A government audit eventually revealed his over-billing, and he was ordered to repay $2.1 million. Tam resigned and left the country.

But his high rate of billing had been going on for more than a decade. More troubling still, Tam had been the subject of numerous patient complaints, including allegations that he conducted pelvic exams without consent, made inappropriate remarks about his patients’ sex lives and mishandled births. He once delivered 15 babies in a single shift.

However, when questioned, the College of Physicians and Surgeons refused to say when the complaints started, or how many there were. The reason given was the need to protect Tam’s privacy.

This is not an isolated instance. Over the past 10 years, the college has disciplined 60 physicians for reasons that include inappropriate relationships with patients, failing to disclose disciplinary actions in other provinces and over-billing.

But we are given only summary accounts of the complaints that led to these measures. The impression this leaves is that the college is more interested in limiting the damage caused by such disclosures than providing full information to the public.

Yet B.C.’s privacy statutes make clear that such information can be released when it is in the public interest to do so. That appears to be the case here.

One solution would be to change the college’s board structure.
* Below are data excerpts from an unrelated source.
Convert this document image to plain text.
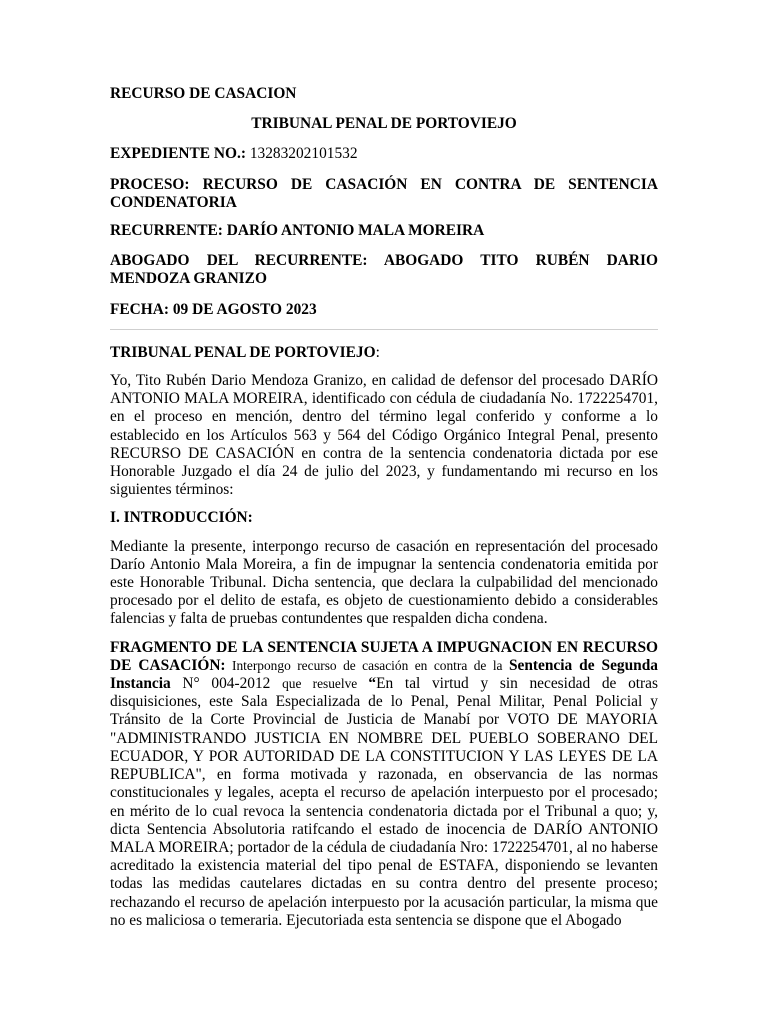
RECURSO DE CASACION

TRIBUNAL PENAL DE PORTOVIEJO

EXPEDIENTE NO.: 13283202101532

PROCESO: RECURSO DE CASACIÓN EN CONTRA DE SENTENCIA

CONDENATORIA

RECURRENTE: DARÍO ANTONIO MALA MOREIRA

ABOGADO DEL RECURRENTE: ABOGADO TITO RUBÉN DARIO

MENDOZA GRANIZO

FECHA: 09 DE AGOSTO 2023

TRIBUNAL PENAL DE PORTOVIEJO:

Yo, Tito Rubén Dario Mendoza Granizo, en calidad de defensor del procesado DARÍO ANTONIO MALA MOREIRA, identificado con cédula de ciudadanía No. 1722254701, en el proceso en mención, dentro del término legal conferido y conforme a lo establecido en los Artículos 563 y 564 del Código Orgánico Integral Penal, presento RECURSO DE CASACIÓN en contra de la sentencia condenatoria dictada por ese Honorable Juzgado el día 24 de julio del 2023, y fundamentando mi recurso en los siguientes términos:

I. INTRODUCCIÓN:

Mediante la presente, interpongo recurso de casación en representación del procesado Darío Antonio Mala Moreira, a fin de impugnar la sentencia condenatoria emitida por este Honorable Tribunal. Dicha sentencia, que declara la culpabilidad del mencionado procesado por el delito de estafa, es objeto de cuestionamiento debido a considerables falencias y falta de pruebas contundentes que respalden dicha condena.

FRAGMENTO DE LA SENTENCIA SUJETA A IMPUGNACION EN RECURSO DE CASACIÓN: Interpongo recurso de casación en contra de la Sentencia de Segunda Instancia N° 004-2012 que resuelve “En tal virtud y sin necesidad de otras disquisiciones, este Sala Especializada de lo Penal, Penal Militar, Penal Policial y Tránsito de la Corte Provincial de Justicia de Manabí por VOTO DE MAYORIA "ADMINISTRANDO JUSTICIA EN NOMBRE DEL PUEBLO SOBERANO DEL ECUADOR, Y POR AUTORIDAD DE LA CONSTITUCION Y LAS LEYES DE LA REPUBLICA", en forma motivada y razonada, en observancia de las normas constitucionales y legales, acepta el recurso de apelación interpuesto por el procesado; en mérito de lo cual revoca la sentencia condenatoria dictada por el Tribunal a quo; y, dicta Sentencia Absolutoria ratifcando el estado de inocencia de DARÍO ANTONIO MALA MOREIRA; portador de la cédula de ciudadanía Nro: 1722254701, al no haberse acreditado la existencia material del tipo penal de ESTAFA, disponiendo se levanten todas las medidas cautelares dictadas en su contra dentro del presente proceso; rechazando el recurso de apelación interpuesto por la acusación particular, la misma que no es maliciosa o temeraria. Ejecutoriada esta sentencia se dispone que el Abogado
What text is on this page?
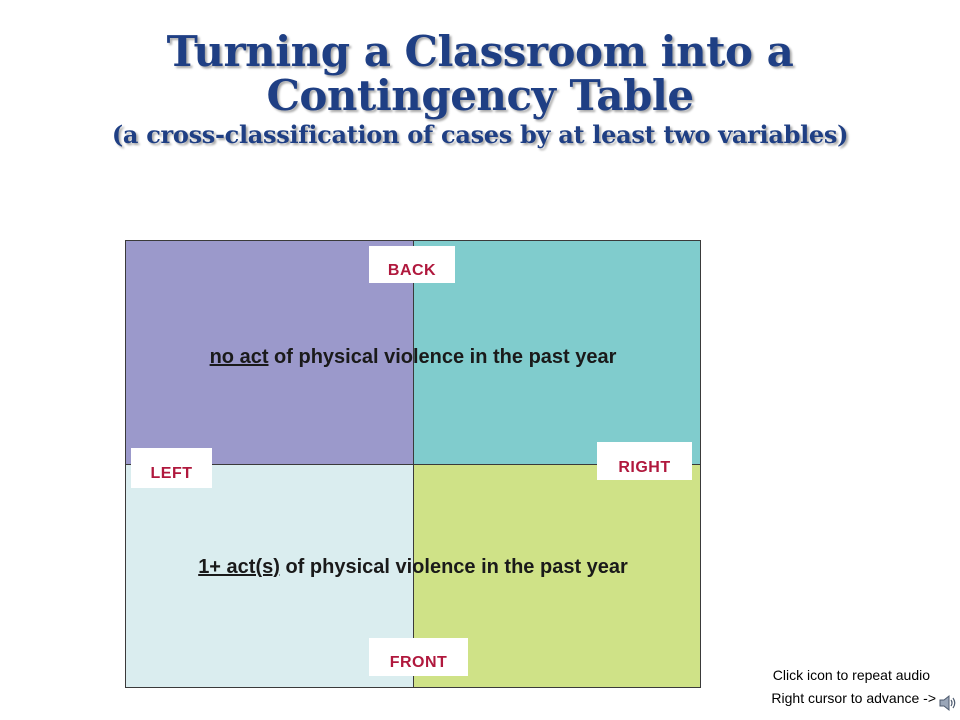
Turning a Classroom into a
Contingency Table
(a cross-classification of cases by at least two variables)
no act of physical violence in the past year
1+ act(s) of physical violence in the past year
BACK
LEFT	RIGHT
FRONT
Click icon to repeat audio
Right cursor to advance ->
At present, there are five members appointed by the government and 10 physicians. That means doctors tend to dominate the various disciplinary committees.

The former Liberal administration in Ontario had planned such a change, before its defeat in the recent provincial election. The rebalancing was recommended by a task force set up to examine allegations that physicians guilty of sexual abuse remained in practice.

Something of the sort has been done with university boards of governors. Most universities in B.C. have a governance body composed of eight government appointees and seven members of the academic community.

The reason is that while post-secondary institutions have complete latitude in preserving academic independence, the public has an important role to play in providing overall guidance.

It can be argued that colleges of physicians and surgeons have more complex issues to deal with. Some of the complaints brought before them are technical in nature, and require expert advice to resolve.

It must also be noted that many of the allegations made by patients do not stand up under scrutiny.

Yet there is a broader public interest at stake. Physicians hold a position of considerable power and prestige in the community.

But they are also human beings, with the same weaknesses we all possess. While some complaints might be sufficiently well supported that no reasonable person would dispute them, there are bound to be allegations that are more finely balanced.

It’s here that a stronger presence of public members could bring a different outlook to deliberations. A complaint that practising physicians might be inclined to dismiss might take on a different complexion when viewed from the patient’s perspective.

But when public appointees can be outvoted two to one, what assurance do we have that the college really is patient-oriented?

In the end, it comes down to appearances. Board members no doubt take their responsibilities seriously.

But as things stand, the structure of the board gives the appearance of imbalance. The provincial Health Professions Act empowers the minister to increase the number of public appointees. This should be done.